14
Nov

Ex-INS Officer: Amnesty Would Destroy the American Economy

Published on November 14th, 2014

Melissa Clyne
November 14, 2014
As seen in:
NewsmaxTV

Executive amnesty would kill an already fragile American economy, according to former Immigration and Naturalization Service officer Michael Cutler, who discussed on Newsmax TV’s “America’s Forum” Friday how American jobs would be lost should President Barack Obama resort to such action.

“We’re worried about jobs. Why don’t we talk about the need to liberate jobs? When you realize that we’re admitting more authorized foreign workers into the U.S. every month than the number of new jobs being created.”

“If we enact any kind of massive amnesty program, the money wired out of the U.S. would skyrocket as it is between $125 billion and $200 billion being wired from our economy to other countries,” Cutler said.

“India globally gets the greatest amount of remittance of the high tech workers. We have American kids going to schools, getting the degrees and getting every qualification they need and being passed over by people from other countries who work for a lot less money. Americans are being laid off by Silicon Valley.”

The U.S. Chamber of Commerce, Silicon Valley and politicians who argue that the U.S. needs to substantially increase the number of H-1B visas may not be considering the impact that would have on the American workforce.

“Silicon Valley last month laid off 18,000 American high tech workers,” Cutler said. “Does it sound like we have a shortage?

“When politicians say that we need to bring in foreign workers because the schools in the U.S. don’t turn out the engineers and programmers and so forth, then in the next sentence what do they tell us? Foreign students going to those schools should be having their green cards stapled onto the diplomas. The immigration laws used to be the primary responsibility of the labor department. That’s how we built the middle class. This is about protecting American jobs and American lives and it’s time the politicians went back to the fundamental idea of protecting America and Americans.”
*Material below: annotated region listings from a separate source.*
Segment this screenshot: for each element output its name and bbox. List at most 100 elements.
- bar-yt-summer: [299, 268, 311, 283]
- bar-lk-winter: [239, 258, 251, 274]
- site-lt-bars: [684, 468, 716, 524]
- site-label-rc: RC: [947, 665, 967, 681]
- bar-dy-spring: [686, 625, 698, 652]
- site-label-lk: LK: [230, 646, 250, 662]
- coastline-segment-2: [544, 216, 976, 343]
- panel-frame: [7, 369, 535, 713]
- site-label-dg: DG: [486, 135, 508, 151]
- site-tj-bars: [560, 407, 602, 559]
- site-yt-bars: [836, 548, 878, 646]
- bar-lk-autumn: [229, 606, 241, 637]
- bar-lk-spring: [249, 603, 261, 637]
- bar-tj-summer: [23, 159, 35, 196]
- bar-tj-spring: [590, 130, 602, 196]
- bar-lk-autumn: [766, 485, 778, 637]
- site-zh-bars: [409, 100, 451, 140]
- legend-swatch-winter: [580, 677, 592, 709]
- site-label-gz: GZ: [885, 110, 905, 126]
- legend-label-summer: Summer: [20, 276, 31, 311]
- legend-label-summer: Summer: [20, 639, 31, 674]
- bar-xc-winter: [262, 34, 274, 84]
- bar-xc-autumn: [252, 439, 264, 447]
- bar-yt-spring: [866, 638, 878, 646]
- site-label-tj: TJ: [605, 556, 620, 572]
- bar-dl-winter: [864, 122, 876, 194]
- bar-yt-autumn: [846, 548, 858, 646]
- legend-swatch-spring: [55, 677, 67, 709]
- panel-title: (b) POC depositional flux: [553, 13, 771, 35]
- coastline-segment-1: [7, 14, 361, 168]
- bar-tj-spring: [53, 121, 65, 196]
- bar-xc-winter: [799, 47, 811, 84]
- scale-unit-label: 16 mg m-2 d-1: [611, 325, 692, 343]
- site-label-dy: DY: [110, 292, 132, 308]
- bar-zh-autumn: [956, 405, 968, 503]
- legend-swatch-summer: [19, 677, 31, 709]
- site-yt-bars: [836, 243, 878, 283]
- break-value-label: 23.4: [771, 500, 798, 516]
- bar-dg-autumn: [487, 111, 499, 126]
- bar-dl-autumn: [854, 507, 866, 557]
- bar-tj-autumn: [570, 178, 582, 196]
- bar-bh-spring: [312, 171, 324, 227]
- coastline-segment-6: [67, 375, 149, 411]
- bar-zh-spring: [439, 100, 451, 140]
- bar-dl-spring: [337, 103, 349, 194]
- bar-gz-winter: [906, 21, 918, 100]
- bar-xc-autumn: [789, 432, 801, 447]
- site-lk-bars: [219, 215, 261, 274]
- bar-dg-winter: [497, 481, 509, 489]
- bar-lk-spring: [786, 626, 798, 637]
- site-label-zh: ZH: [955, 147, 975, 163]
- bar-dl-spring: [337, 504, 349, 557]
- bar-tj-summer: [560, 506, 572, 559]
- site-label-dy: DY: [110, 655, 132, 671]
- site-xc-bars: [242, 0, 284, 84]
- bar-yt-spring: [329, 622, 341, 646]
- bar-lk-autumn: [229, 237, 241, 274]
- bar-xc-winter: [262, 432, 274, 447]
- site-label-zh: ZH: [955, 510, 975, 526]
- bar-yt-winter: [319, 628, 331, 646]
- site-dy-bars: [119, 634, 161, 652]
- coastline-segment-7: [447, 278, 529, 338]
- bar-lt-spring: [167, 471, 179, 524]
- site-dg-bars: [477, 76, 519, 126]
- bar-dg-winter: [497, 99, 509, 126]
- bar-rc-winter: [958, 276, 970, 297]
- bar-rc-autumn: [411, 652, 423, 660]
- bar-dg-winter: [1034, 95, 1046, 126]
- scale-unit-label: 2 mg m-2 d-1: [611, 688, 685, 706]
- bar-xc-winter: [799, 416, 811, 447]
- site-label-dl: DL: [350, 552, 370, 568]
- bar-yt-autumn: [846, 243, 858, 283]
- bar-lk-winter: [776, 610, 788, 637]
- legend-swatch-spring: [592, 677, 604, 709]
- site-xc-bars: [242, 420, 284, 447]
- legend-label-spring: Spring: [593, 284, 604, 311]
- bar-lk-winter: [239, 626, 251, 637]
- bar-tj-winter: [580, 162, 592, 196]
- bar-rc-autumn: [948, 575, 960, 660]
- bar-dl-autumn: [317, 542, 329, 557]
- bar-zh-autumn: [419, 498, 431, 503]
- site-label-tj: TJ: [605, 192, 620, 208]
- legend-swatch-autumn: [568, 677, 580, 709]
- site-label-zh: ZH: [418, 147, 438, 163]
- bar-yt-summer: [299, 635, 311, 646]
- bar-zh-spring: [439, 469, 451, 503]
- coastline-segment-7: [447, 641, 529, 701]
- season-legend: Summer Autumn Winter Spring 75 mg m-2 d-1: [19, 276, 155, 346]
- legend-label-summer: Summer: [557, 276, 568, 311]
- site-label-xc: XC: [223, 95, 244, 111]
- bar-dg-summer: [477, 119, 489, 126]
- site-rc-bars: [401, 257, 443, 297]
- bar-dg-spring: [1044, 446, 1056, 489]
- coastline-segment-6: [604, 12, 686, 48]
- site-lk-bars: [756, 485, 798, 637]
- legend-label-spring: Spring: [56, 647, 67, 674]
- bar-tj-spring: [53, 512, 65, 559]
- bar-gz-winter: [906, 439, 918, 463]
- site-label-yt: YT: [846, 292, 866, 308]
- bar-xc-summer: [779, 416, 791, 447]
The most important component of immigration enforcement is in the interior, something Cutler said the United States is severely lacking.

“You need to have enough agents from within the interior enforcing our laws not only to arrest illegal aliens, but to conduct the fraud investigations and to make sure there’s integrity to the system,” he explained. “This is like playing baseball right now without having anybody take the outfield. Right now there are seven million immigration agents, half are dong customs work. New York City has 40,000 police officers. What do you think will happen to New York’s crime rate if we had 3,000 cops instead of 40,000? We really need to have thousands of more agents, more immigration judges, and more immigration lawyers. We admit more than a million lawful immigrants every year. How many more do you want to admit?”

America is a country of 50 Border States, he argued, and the way to adequately measure how secure the borders are is to look at the price and availability of heroin and cocaine.

“If our borders were secured, those substances couldn’t get in,” he said. “They’re not produced domestically. Every gram heroin and cocaine represents a failure of border security.

“If immigration had worked successfully, the terrorists couldn’t have entered the U.S.,” he said. “If the immigration system had worked properly, the terrorists couldn’t have embedded themselves, hid themselves in plain sight.

“The so-called dreamers that are now being given, hundreds of thousands to stay here are given no interview and no field investigations. How do you know who somebody is when they come to you at age 30 and claim they entered the U.S. as kids? We don’t know what their true name is, their citizenship, when they got here or why they came.”